Regular readers know that I end Unorganized Territory each week with a quotation from a famous or notorious or insightful person. I try to find something that “fits” just right. Sometimes a quote is found quickly in one of many wonderful quote reference books that I own. Sometimes it takes book after book or an hour or more spent surfing Internet quote pages—there are dozens of them.

Such was the case for the March 12 Unorganized Territory in which I described the wonder of having a color-changing rabbit visiting my unorganized territory yard and the joy of sharing bunny sightings with my granddaughter, AnnaBelle.

The column was one that wrote itself. Sometimes it’s easy. Sometimes the words just roll off my keyboard like marbles off a Chinese checkerboard. Especially when writing about the grandkids.

However, when the easy-to-write column was done, I was faced with the task of finding an appropriate quote. That was not so easy. I searched for grandchildren quotes but none seemed suitable. I searched for wildlife and changing seasons, nothing.

Getting slightly desperate, I searched the Internet for a “rabbit” quote. And that is where I found the very interesting Henry David Thoreau quote:

What is a country without rabbits and partridges? They are among the most simple and indigenous animal products; ancient and venerable families known to antiquity as to modern times; of the very hue and substance of Nature, nearest allied to leaves and to the ground. I decided to use the Thoreau quote, because it worked. But also because it made me laugh. I don’t think Thoreau was referring to rabbits in the same warm and fuzzy way I was. While I enjoy seeing “bunnies” in my yard, I get the feeling Thoreau enjoyed stewing rabbits on his stove.

I think the quote works on either level. And it really does make me laugh, because it reminds me of the one and only time I tasted rabbit— accidentally.

It happened when our military family lived in Germany. We went out to dinner at a lovely Gasthaus and I decided to be daring. I decided to pick something off the menu that I didn’t quite recognize—Wild Feld Hase.

I knew that “wild” in German translates to wild in English, so I knew the dish would be some sort of wild game. But I like venison and moose. I’ve eaten bison and bear and found them to be okay. I bravely ordered.

But when the gravy-covered meat arrived, it was kind of stringy and really gamey tasting.

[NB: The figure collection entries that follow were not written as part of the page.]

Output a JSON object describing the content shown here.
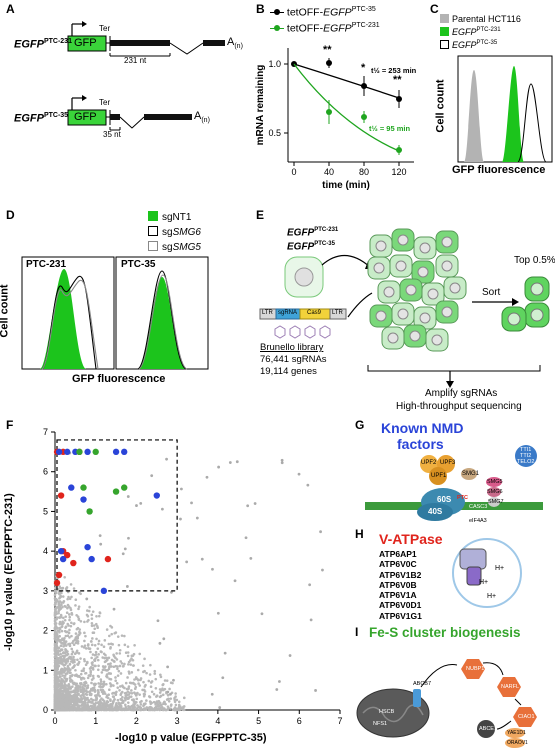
{
  "panel_labels": [
    "A",
    "B",
    "C",
    "D",
    "E",
    "F",
    "G",
    "H",
    "I"
  ],
  "panel_a": {
    "construct1": {
      "gene": "EGFP",
      "sup": "PTC-231",
      "box": "GFP",
      "ter": "Ter",
      "tail": "A",
      "tail_sub": "(n)",
      "spacing": "231 nt"
    },
    "construct2": {
      "gene": "EGFP",
      "sup": "PTC-35",
      "box": "GFP",
      "ter": "Ter",
      "tail": "A",
      "tail_sub": "(n)",
      "spacing": "35 nt"
    }
  },
  "panel_b": {
    "legend": [
      {
        "prefix": "tetOFF-",
        "gene": "EGFP",
        "sup": "PTC-35",
        "color": "#000000"
      },
      {
        "prefix": "tetOFF-",
        "gene": "EGFP",
        "sup": "PTC-231",
        "color": "#1fa51f"
      }
    ],
    "annotations": [
      "t½ = 253 min",
      "t½ = 95 min"
    ],
    "sig_marks": [
      "**",
      "*",
      "**"
    ]
  },
  "panel_c": {
    "legend": [
      {
        "label": "Parental HCT116",
        "color": "#b3b3b3",
        "fill": true
      },
      {
        "gene": "EGFP",
        "sup": "PTC-231",
        "color": "#1cc41c",
        "fill": true
      },
      {
        "gene": "EGFP",
        "sup": "PTC-35",
        "color": "#000000",
        "fill": false
      }
    ],
    "ylabel": "Cell count",
    "xlabel": "GFP fluorescence"
  },
  "panel_d": {
    "legend": [
      {
        "label": "sgNT1",
        "color": "#1cc41c",
        "fill": true
      },
      {
        "prefix": "sg",
        "gene": "SMG6",
        "color": "#000000",
        "fill": false
      },
      {
        "prefix": "sg",
        "gene": "SMG5",
        "color": "#888888",
        "fill": false
      }
    ],
    "subpanels": [
      "PTC-231",
      "PTC-35"
    ],
    "ylabel": "Cell count",
    "xlabel": "GFP fluorescence"
  },
  "panel_e": {
    "gene1": {
      "gene": "EGFP",
      "sup": "PTC-231"
    },
    "gene2": {
      "gene": "EGFP",
      "sup": "PTC-35"
    },
    "vector": [
      "LTR",
      "sgRNA",
      "Cas9",
      "LTR"
    ],
    "library_title": "Brunello library",
    "library_lines": [
      "76,441 sgRNAs",
      "19,114 genes"
    ],
    "sort": "Sort",
    "top": "Top 0.5%",
    "bottom_lines": [
      "Amplify sgRNAs",
      "High-throughput sequencing"
    ]
  },
  "panel_g": {
    "title_lines": [
      "Known NMD",
      "factors"
    ],
    "title_color": "#2a44d8",
    "factors": [
      "UPF2",
      "UPF3",
      "UPF1",
      "SMG1",
      "TTI1",
      "TTI2",
      "TELO2",
      "SMG5",
      "SMG6",
      "SMG7",
      "CASC3",
      "RBM8A",
      "eIF4A3",
      "60S",
      "40S",
      "PTC"
    ]
  },
  "panel_h": {
    "title": "V-ATPase",
    "title_color": "#e0241c",
    "genes": [
      "ATP6AP1",
      "ATP6V0C",
      "ATP6V1B2",
      "ATP6V0B",
      "ATP6V1A",
      "ATP6V0D1",
      "ATP6V1G1"
    ],
    "ion": "H+"
  },
  "panel_i": {
    "title": "Fe-S cluster biogenesis",
    "title_color": "#36a52d",
    "factors": [
      "ABCB7",
      "HSCB",
      "NFS1",
      "NUBP1",
      "NARFL",
      "CIAO1",
      "ABCE1",
      "YAE1D1",
      "ORAOV1"
    ]
  },
  "chart_data": {
    "type": "scatter",
    "title": "",
    "ylabel": "-log10 p value (EGFPPTC-231)",
    "xlabel": "-log10 p value (EGFPPTC-35)",
    "xlim": [
      0,
      7
    ],
    "ylim": [
      0,
      7
    ],
    "xticks": [
      "0",
      "1",
      "2",
      "3",
      "4",
      "5",
      "6",
      "7"
    ],
    "yticks": [
      "0",
      "1",
      "2",
      "3",
      "4",
      "5",
      "6",
      "7"
    ],
    "threshold": 3,
    "series": [
      {
        "color": "#e0241c",
        "points": [
          [
            0.05,
            6.5
          ],
          [
            0.2,
            6.5
          ],
          [
            0.6,
            6.5
          ],
          [
            0.15,
            5.4
          ],
          [
            0.2,
            4.0
          ],
          [
            0.3,
            3.9
          ],
          [
            0.45,
            3.7
          ],
          [
            1.3,
            3.8
          ],
          [
            0.1,
            3.4
          ],
          [
            0.05,
            3.2
          ]
        ]
      },
      {
        "color": "#2a44d8",
        "points": [
          [
            0.1,
            6.5
          ],
          [
            0.3,
            6.5
          ],
          [
            0.5,
            6.5
          ],
          [
            0.8,
            6.5
          ],
          [
            1.5,
            6.5
          ],
          [
            1.7,
            6.5
          ],
          [
            0.4,
            5.6
          ],
          [
            0.7,
            5.3
          ],
          [
            2.5,
            5.4
          ],
          [
            0.15,
            4.0
          ],
          [
            0.2,
            3.8
          ],
          [
            0.8,
            4.1
          ],
          [
            0.9,
            3.8
          ],
          [
            1.2,
            3.0
          ]
        ]
      },
      {
        "color": "#36a52d",
        "points": [
          [
            0.6,
            6.5
          ],
          [
            1.0,
            6.5
          ],
          [
            0.7,
            5.6
          ],
          [
            1.5,
            5.5
          ],
          [
            1.7,
            5.6
          ],
          [
            0.85,
            5.0
          ]
        ]
      }
    ]
  }
}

I started puzzling over what it could be. “Feld, feld, feld,” I thought, finally remembering that “feld” in German means field.

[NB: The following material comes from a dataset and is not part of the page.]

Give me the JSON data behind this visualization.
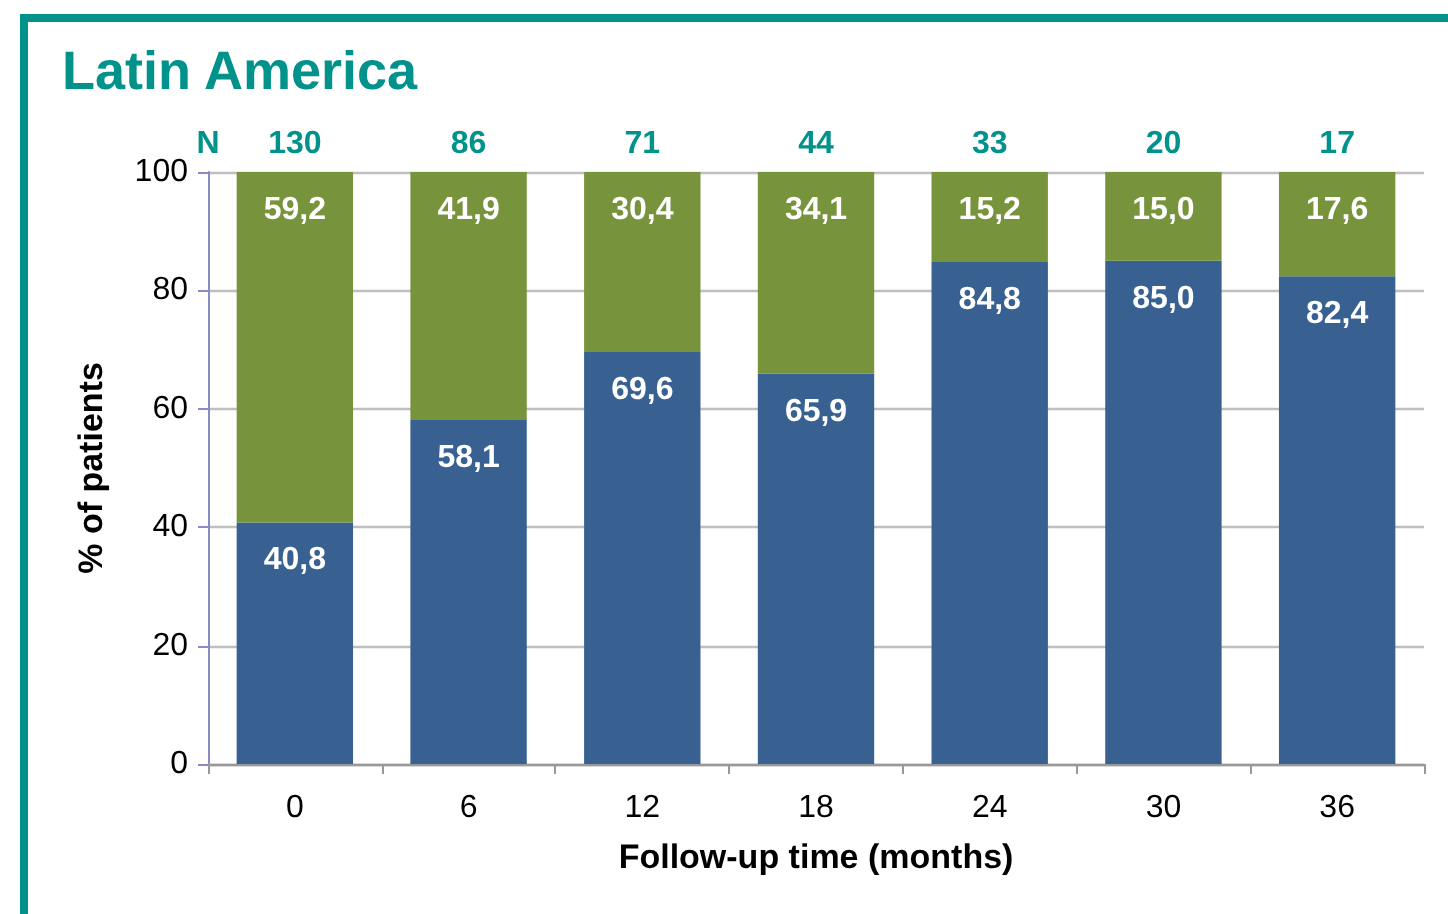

So that left just one strange word—“hase.” It seemed so familiar. Wild field “hase.” Where had I heard that before? And suddenly, sickeningly, I realized—“Oster Hase.” Easter Bunny! I was eating wild field rabbit!

Well, I had been eating wild field rabbit. I could not finish the dish, despite the delicious brown gravy intended to disguise the flavor of dead rabbit.

I still shudder at the memory. So although I agree with Thoreau on many, many, things, the idea of rabbits as “animal products” is not one of them. That man is richest whose pleasures are the cheapest.